Referring to the same fact in his statement, Bangladesh’s Foreign Affairs Minister AK Abdul Momen, earlier this week told media that since India helped Bangladesh achieve its independence, “so it is very natural that the Indian prime minister will be asked to become Bangladesh’s Golden Jubilee celebration’s main guest”.
“We are not concerned what the fundamentalists are saying about Modi’s visit. They do not represent the voice of the country’s people,” he said, adding that “only a small fraction of people” were protesting.
“They are making an issue out of it without any valid reason,” he further said.
However, Imtiaz Ahmed, professor of international relations at Dhaka University, feels inviting Modi for the celebrations was “not a good choice”.

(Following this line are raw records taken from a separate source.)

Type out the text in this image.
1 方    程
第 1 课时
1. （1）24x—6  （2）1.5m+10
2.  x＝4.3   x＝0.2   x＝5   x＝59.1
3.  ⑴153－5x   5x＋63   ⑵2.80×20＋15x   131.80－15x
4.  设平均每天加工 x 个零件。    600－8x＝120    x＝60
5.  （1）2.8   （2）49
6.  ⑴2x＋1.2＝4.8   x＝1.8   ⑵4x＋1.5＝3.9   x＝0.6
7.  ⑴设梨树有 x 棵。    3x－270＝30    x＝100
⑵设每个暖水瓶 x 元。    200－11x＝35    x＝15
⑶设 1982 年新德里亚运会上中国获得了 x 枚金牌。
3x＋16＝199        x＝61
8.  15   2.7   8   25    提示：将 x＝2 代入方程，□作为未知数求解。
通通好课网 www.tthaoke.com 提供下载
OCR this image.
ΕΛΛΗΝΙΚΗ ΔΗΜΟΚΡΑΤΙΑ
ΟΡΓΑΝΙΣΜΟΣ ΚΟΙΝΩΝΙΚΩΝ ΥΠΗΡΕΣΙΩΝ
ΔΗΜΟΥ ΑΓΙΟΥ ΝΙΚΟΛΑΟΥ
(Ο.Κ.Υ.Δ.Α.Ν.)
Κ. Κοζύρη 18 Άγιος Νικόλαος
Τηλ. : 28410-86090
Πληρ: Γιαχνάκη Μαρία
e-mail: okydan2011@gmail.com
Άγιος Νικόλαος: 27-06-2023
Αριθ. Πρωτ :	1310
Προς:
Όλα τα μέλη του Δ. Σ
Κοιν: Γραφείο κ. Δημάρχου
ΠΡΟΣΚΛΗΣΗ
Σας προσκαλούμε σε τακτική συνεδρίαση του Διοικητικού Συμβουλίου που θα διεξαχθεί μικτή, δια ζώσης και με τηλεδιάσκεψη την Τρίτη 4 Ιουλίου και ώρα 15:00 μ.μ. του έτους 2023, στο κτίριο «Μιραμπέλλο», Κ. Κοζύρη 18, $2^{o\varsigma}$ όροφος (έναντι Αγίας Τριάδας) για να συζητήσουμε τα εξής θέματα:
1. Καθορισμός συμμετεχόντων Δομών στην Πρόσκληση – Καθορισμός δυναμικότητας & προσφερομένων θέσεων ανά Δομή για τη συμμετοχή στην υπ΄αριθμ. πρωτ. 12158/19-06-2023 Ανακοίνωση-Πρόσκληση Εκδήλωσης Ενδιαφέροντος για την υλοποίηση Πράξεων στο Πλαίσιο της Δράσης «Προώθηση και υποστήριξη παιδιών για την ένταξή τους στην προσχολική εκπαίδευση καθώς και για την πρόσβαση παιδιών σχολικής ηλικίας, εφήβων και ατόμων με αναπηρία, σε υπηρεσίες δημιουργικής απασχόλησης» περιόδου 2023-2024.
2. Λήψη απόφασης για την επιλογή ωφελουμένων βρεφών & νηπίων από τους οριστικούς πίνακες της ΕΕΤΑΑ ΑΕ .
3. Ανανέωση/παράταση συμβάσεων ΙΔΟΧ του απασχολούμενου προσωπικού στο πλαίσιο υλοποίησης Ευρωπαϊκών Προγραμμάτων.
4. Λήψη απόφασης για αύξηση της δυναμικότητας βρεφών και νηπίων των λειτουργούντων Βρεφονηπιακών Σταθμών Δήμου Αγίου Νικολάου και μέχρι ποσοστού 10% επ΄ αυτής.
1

“Along with the Golden Jubilee, we are also celebrating the birth centenary of father of the nation. Sheikh Mujib fought for a secular nation whereas Modi is inherently communal. He [Modi] is criticised in his own country for his hardliner Hindu nationalist stance,” Ahmed said during his media interaction.
Indian Prime Minister Narendra Modi a head of his visit to the country had dropped a tweet late on Thursday which read, “Our partnership with Bangladesh is an important pillar of our Neighbourhood First policy, and we are committed to further deepen and diversify it. We will continue to support Bangladesh’s remarkable development journey, under Prime Minister Sheikh Hasina’s dynamic leadership.”